Sabine Schubert / 26.03.2019

@Mark Schild Sie bringen es auf den Punkt. Die Alpenprawda (Stürmer wäre passender) camoufliert ihre Gesinnung nicht einmal mehr.

Reinhard Zens / 26.03.2019

Nach dem einfachen “wie erkenne ich ein Nazikind”-Pamphlet der Kahane-Inquisition, das sich benehmende blondbezopfte Gören eindeutig dem rechtsextremen Milieu zuordnete (wie auch immer das zur Heiligen Greta passt) und der Käsmannschen Nazi-Definition “Wer vier deutsche Großeltern hat…” kommt nun also der Nazihammer für sich intellektüll Deuchtende.

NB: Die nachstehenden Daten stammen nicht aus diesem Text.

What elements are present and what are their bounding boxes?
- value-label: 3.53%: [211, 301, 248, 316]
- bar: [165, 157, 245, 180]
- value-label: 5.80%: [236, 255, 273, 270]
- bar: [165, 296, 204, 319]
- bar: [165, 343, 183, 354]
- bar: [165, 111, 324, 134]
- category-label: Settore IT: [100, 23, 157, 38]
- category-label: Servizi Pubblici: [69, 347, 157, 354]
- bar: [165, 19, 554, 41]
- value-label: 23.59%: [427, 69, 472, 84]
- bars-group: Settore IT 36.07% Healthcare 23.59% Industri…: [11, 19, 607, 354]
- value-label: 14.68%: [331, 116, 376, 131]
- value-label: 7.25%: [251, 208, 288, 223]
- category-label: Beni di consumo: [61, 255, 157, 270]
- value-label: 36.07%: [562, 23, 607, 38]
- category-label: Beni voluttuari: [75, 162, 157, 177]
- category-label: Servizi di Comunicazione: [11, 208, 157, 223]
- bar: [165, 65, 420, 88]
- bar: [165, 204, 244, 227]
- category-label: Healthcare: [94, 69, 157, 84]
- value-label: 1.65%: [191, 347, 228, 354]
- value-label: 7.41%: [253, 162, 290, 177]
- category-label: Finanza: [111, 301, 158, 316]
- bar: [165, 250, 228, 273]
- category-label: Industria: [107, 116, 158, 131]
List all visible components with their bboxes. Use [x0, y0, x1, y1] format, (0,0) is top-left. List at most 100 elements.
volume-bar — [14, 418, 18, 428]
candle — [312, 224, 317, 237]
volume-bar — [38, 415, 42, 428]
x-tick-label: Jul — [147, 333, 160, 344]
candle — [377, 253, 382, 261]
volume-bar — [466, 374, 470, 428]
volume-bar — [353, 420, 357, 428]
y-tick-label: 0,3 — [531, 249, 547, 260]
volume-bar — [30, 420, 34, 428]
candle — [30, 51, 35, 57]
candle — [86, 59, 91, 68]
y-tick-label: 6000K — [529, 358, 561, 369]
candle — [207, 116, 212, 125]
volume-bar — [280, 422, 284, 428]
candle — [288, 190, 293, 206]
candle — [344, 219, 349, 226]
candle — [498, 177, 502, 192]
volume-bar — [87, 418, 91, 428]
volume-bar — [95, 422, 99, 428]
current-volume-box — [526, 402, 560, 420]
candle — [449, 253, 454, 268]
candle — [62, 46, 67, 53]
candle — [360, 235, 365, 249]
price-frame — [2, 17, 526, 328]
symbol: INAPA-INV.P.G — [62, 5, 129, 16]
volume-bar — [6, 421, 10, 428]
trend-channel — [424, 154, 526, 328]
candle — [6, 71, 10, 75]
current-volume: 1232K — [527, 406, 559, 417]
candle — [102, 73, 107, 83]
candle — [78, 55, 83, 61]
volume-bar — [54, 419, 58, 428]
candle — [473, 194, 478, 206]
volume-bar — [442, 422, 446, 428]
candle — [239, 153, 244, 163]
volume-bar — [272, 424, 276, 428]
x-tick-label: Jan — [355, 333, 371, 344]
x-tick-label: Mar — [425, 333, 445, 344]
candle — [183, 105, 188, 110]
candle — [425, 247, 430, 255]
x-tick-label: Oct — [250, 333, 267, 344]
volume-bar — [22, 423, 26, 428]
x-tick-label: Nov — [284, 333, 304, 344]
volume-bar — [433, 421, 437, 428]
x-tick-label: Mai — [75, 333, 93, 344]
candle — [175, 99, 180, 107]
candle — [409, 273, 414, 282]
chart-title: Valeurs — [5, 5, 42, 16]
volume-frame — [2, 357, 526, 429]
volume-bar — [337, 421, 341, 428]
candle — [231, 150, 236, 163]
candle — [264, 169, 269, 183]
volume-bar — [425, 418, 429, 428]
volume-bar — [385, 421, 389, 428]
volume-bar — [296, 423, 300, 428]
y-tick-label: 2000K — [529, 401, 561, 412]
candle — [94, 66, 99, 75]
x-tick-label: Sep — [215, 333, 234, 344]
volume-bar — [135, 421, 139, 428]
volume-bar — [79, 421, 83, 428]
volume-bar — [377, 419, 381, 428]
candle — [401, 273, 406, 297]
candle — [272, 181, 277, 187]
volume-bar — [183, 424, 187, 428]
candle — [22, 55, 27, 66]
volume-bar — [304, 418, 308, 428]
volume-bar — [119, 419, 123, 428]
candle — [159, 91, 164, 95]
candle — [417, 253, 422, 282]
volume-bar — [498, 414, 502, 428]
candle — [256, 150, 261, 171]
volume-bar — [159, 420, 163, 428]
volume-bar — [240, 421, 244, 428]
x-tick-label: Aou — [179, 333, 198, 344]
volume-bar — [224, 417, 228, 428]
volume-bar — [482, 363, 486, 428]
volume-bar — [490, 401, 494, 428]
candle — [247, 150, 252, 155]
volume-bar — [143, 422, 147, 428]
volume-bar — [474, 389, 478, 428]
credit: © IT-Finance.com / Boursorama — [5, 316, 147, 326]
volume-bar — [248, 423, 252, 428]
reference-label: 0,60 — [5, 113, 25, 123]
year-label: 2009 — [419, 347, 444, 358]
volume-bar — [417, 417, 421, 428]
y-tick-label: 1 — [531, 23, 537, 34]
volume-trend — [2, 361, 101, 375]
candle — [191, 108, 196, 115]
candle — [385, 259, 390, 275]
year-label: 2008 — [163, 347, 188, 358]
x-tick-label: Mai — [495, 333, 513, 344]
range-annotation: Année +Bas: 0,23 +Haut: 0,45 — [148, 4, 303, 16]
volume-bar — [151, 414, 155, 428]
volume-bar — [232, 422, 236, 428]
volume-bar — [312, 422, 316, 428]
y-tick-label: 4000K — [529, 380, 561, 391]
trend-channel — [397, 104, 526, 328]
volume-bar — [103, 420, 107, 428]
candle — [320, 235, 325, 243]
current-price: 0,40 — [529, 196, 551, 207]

Und wer ein Solches zu kritisieren wagt oder die Autorenden der Anleitung zum Denunziantentum bezichtigt, der hat sich natürlich automatisch selbst ins rechtsextreme Eck bugsiert. Die Argumentation der Nachfahren des Heinrich Kramer hat sich nicht verändert, das Ansinnen auch nicht, nur die Bewaffnung ihrer glühenden Anhänger ist von Fackel und Mistgabel zu Brandsatz und Schlagring gewechselt. Uns trennen vom Mittelalter nur wenige Details, und der wirkliche Treppenwitz der Geschichte ist, dass die sich selbst progressiv Emfindenden es uns wiederbringen.

Florian Bode / 26.03.2019

Fr. Knobloch und Dr. Schuster schweigen. Wer möchte schon rechts sein?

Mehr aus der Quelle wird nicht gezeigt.